Jurors heard Watson was on police bail over the murder in 2016 and living in a hostel as he awaited a charge decision.

But in June 2016, he travelled by ferry from Dover to the continent, ending up in Portugal in August of that year, before returning to the UK.

Watson said: "I left the country because of the stress I was under.

"I did not know my immediate future, I had been in a hostel for months and months. I wanted some control back.

"My intention was always to come back and answer to my police bail."

Earlier in the trial, Watson claimed he had picked up Rikki during a brief encounter in the street with the boy on the day of his disappearance.

On Tuesday, his lawyer Jennifer Dempster QC asked him: "Have you ever had sexual interest in children?"

Watson said: "No, never."

Ms Dempster went on: "Did you have anything to do with the murder of Rikki Neave?"

Watson told jurors: "I wish I could look every one of you 12 times in the eyes. But no, I did not kill Rikki Neave, I did not have anything to do with his disappearance."

Court sketch of James Watson, who is on trial for the murder of Rikki Neave

Watson was living at a children's home at the time of Rikki's death and was regarded by social services as a "vulnerable" child.
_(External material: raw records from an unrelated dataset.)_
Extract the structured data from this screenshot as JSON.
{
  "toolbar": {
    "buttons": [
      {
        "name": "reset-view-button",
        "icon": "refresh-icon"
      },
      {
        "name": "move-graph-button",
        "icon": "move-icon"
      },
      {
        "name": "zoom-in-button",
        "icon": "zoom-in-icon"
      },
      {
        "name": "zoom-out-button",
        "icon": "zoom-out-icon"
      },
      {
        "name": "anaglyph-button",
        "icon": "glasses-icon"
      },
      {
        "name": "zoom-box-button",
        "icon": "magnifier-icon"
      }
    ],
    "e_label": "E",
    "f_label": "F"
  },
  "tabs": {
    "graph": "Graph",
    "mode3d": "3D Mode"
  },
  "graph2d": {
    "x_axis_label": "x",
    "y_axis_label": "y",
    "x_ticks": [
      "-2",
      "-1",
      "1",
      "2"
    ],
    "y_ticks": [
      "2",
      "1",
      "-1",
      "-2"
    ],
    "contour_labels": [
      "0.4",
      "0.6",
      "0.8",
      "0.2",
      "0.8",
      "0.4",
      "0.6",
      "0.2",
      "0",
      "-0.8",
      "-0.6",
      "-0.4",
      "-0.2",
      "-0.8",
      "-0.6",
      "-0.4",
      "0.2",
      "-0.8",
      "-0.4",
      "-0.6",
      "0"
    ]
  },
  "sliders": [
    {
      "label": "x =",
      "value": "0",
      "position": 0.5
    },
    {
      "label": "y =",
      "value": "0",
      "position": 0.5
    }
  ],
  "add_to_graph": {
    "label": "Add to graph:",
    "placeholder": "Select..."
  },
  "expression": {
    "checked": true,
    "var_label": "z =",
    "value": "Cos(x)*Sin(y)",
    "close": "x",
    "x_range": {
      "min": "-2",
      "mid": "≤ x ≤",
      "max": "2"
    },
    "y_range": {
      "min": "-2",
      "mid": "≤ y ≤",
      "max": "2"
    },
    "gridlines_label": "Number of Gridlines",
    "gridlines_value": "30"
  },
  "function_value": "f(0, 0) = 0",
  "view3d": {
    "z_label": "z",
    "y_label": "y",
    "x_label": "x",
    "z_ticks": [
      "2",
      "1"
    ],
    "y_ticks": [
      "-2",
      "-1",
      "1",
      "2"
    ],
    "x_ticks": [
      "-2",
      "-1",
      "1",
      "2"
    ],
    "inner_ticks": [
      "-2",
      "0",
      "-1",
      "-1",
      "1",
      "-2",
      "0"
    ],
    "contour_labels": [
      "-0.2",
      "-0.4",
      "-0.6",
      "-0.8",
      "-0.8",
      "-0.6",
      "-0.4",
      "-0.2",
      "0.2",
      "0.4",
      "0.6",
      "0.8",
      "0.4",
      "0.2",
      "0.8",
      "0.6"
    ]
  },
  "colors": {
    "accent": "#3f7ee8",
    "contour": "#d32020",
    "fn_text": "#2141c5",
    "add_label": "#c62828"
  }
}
He could not stay at home after his father, who had previously been a Cambridgeshire Police officer, was arrested and jailed.

While at a children's home in January 1995, Watson stole track signal detonators that gave off a loud noise, and laid them on a railway line.

Watson said: "It was fun. It reads worse than I remember it."

His "warped view" of police was formed from his experience of his father and being taken into care, jurors heard.

"It was the police that took me away so I was very mixed in my emotions in loving the police, but also hating them," Watson said.

The defendant was asked about a 2018 conviction for sexual assault on a man who had stayed over.

He said: "He was effectively sleeping beside me. During the night I reached out my hand, it landed on his stomach and briefly - incredibly briefly - my hand touched his penis. I withdrew it straightaway.

"The next morning I was disgusted with myself."

Watson, of no fixed address, denies murder and the trial continues.